Akbar the Great experimented on children with language deprivation
There are probably a few tall tales mixed in with the accounts of these horribly cruel experiments, but generally the results were inconclusive and irrelevant. Clearly there was no ‘original’ language which infants deprived of speech would speak; they simply didn’t speak at all. Stories about feral children, where language has been deprived by chance rather than by the order of a king, are better documented. A feral child is defined as a human child who has lived away from human contact from a very young age and has had little or no experience of human care, loving or social behaviour and, crucially, of human language. Studies of such children can help to understand the process of how language is acquired — how much of it is learned and how much is genetic. Unfortunately, in almost all the studies of feral children, practically nothing is known about the child’s life before their capture.
One of the most famous and well-documented cases is the so-called Wild Boy of the Aveyron. In 1797, in the midst of the madness of the French Revolution, a boy (aged about eleven or twelve) was discovered wandering in the forests of France’s south-eastern Massif Central, one of the most rugged and least inhabited regions of Europe. A hunter came upon the lad living alone, without clothes, without tools, eating and defecating like an animal and, most significantly, without language. He was captured and brought to Paris, where crowds thronged to see him. Victor, as the wild boy became known, offered France an opportunity to see the romantic theories of Jean-Jacques Rousseau in practice.
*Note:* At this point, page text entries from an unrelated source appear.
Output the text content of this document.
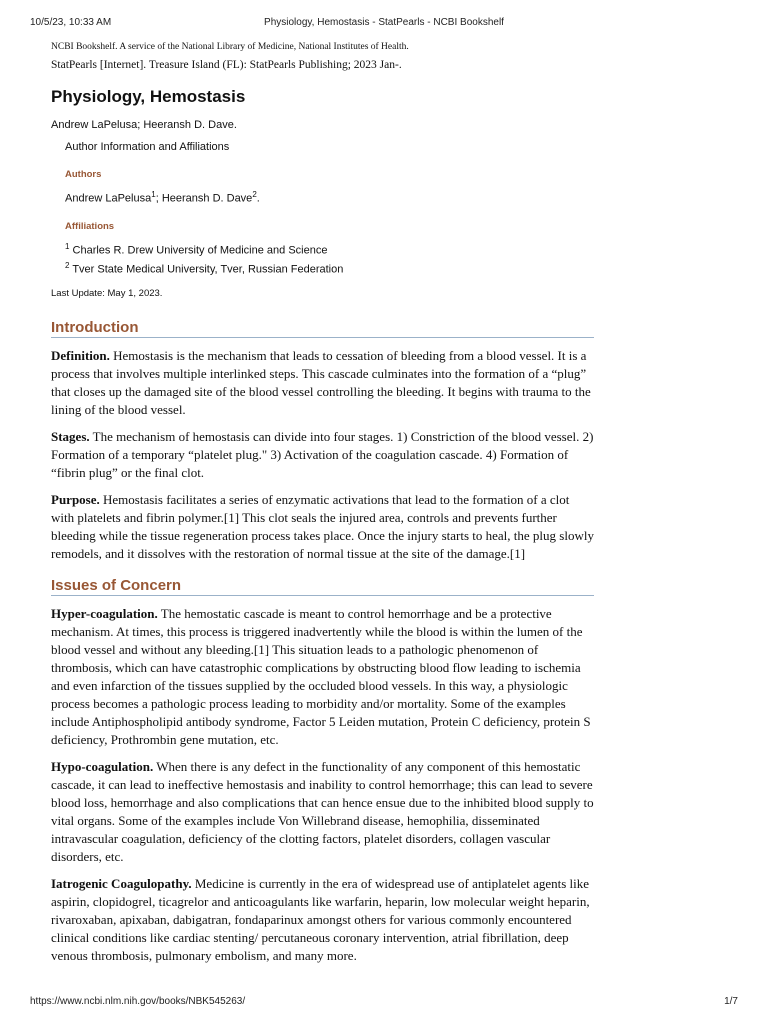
10/5/23, 10:33 AM	Physiology, Hemostasis - StatPearls - NCBI Bookshelf

NCBI Bookshelf. A service of the National Library of Medicine, National Institutes of Health.

StatPearls [Internet]. Treasure Island (FL): StatPearls Publishing; 2023 Jan-.

Physiology, Hemostasis

Andrew LaPelusa; Heeransh D. Dave.

Author Information and Affiliations

Authors

Andrew LaPelusa$^1$; Heeransh D. Dave$^2$.

Affiliations

$^1$ Charles R. Drew University of Medicine and Science

$^2$ Tver State Medical University, Tver, Russian Federation

Last Update: May 1, 2023.

Introduction

Definition. Hemostasis is the mechanism that leads to cessation of bleeding from a blood vessel. It is a process that involves multiple interlinked steps. This cascade culminates into the formation of a “plug” that closes up the damaged site of the blood vessel controlling the bleeding. It begins with trauma to the lining of the blood vessel.

Stages. The mechanism of hemostasis can divide into four stages. 1) Constriction of the blood vessel. 2) Formation of a temporary “platelet plug." 3) Activation of the coagulation cascade. 4) Formation of “fibrin plug” or the final clot.

Purpose. Hemostasis facilitates a series of enzymatic activations that lead to the formation of a clot with platelets and fibrin polymer.[1] This clot seals the injured area, controls and prevents further bleeding while the tissue regeneration process takes place. Once the injury starts to heal, the plug slowly remodels, and it dissolves with the restoration of normal tissue at the site of the damage.[1]

Issues of Concern

Hyper-coagulation. The hemostatic cascade is meant to control hemorrhage and be a protective mechanism. At times, this process is triggered inadvertently while the blood is within the lumen of the blood vessel and without any bleeding.[1] This situation leads to a pathologic phenomenon of thrombosis, which can have catastrophic complications by obstructing blood flow leading to ischemia and even infarction of the tissues supplied by the occluded blood vessels. In this way, a physiologic process becomes a pathologic process leading to morbidity and/or mortality. Some of the examples include Antiphospholipid antibody syndrome, Factor 5 Leiden mutation, Protein C deficiency, protein S deficiency, Prothrombin gene mutation, etc.

Hypo-coagulation. When there is any defect in the functionality of any component of this hemostatic cascade, it can lead to ineffective hemostasis and inability to control hemorrhage; this can lead to severe blood loss, hemorrhage and also complications that can hence ensue due to the inhibited blood supply to vital organs. Some of the examples include Von Willebrand disease, hemophilia, disseminated intravascular coagulation, deficiency of the clotting factors, platelet disorders, collagen vascular disorders, etc.

Iatrogenic Coagulopathy. Medicine is currently in the era of widespread use of antiplatelet agents like aspirin, clopidogrel, ticagrelor and anticoagulants like warfarin, heparin, low molecular weight heparin, rivaroxaban, apixaban, dabigatran, fondaparinux amongst others for various commonly encountered clinical conditions like cardiac stenting/ percutaneous coronary intervention, atrial fibrillation, deep venous thrombosis, pulmonary embolism, and many more.

https://www.ncbi.nlm.nih.gov/books/NBK545263/	1/7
Rousseau’s famous treatise posited the development of a child away from the influences of society, so that he could grow up as Nature intended. What the sightseers found in reality was a dirty, grunting creature, rocking backwards and forwards like an animal in a zoo.
Victor ended up under the care of a young doctor, Dr Jean-Marc Itard, at the recently established Institute for Deaf Mutes in Paris, which had been founded by the celebrated inventor of sign language Abbé Charles-Michel de l’Epée. Itard was a child of the Enlightenment and was fascinated by Locke’s theory that we are born with empty heads and that our ideas arise from what we perceive and experience. Itard decided he would need to educate Victor from the very beginning and so became his Pygmalion. Over the next five years he devoted himself to the boy, teaching him how to eat, use a toilet, repress his animal urges (particularly with the female inmates) and learn French. Victor’s vocal chords, like any muscle unused for so long, needed to be exercised, and Victor gradually began to articulate sounds, rather in the manner of a baby. It became clear he was not a deaf mute, although he may have suffered to some degree from autism which may have been the reason he had been abandoned in the first place. Itard’s methodology is what we would now consider behaviour modification — a system of punishment and rewards; with this treatment he hoped to prove one of the tenets of the French Revolution, namely that nurture could modify nature. At the end of five years Victor had learned some basic signs but, critically, he never learned to speak. Itard gave up, and Victor, after his brief moment of celebrity, lived in anonymity with Itard’s housekeeper until his death in Paris in 1828.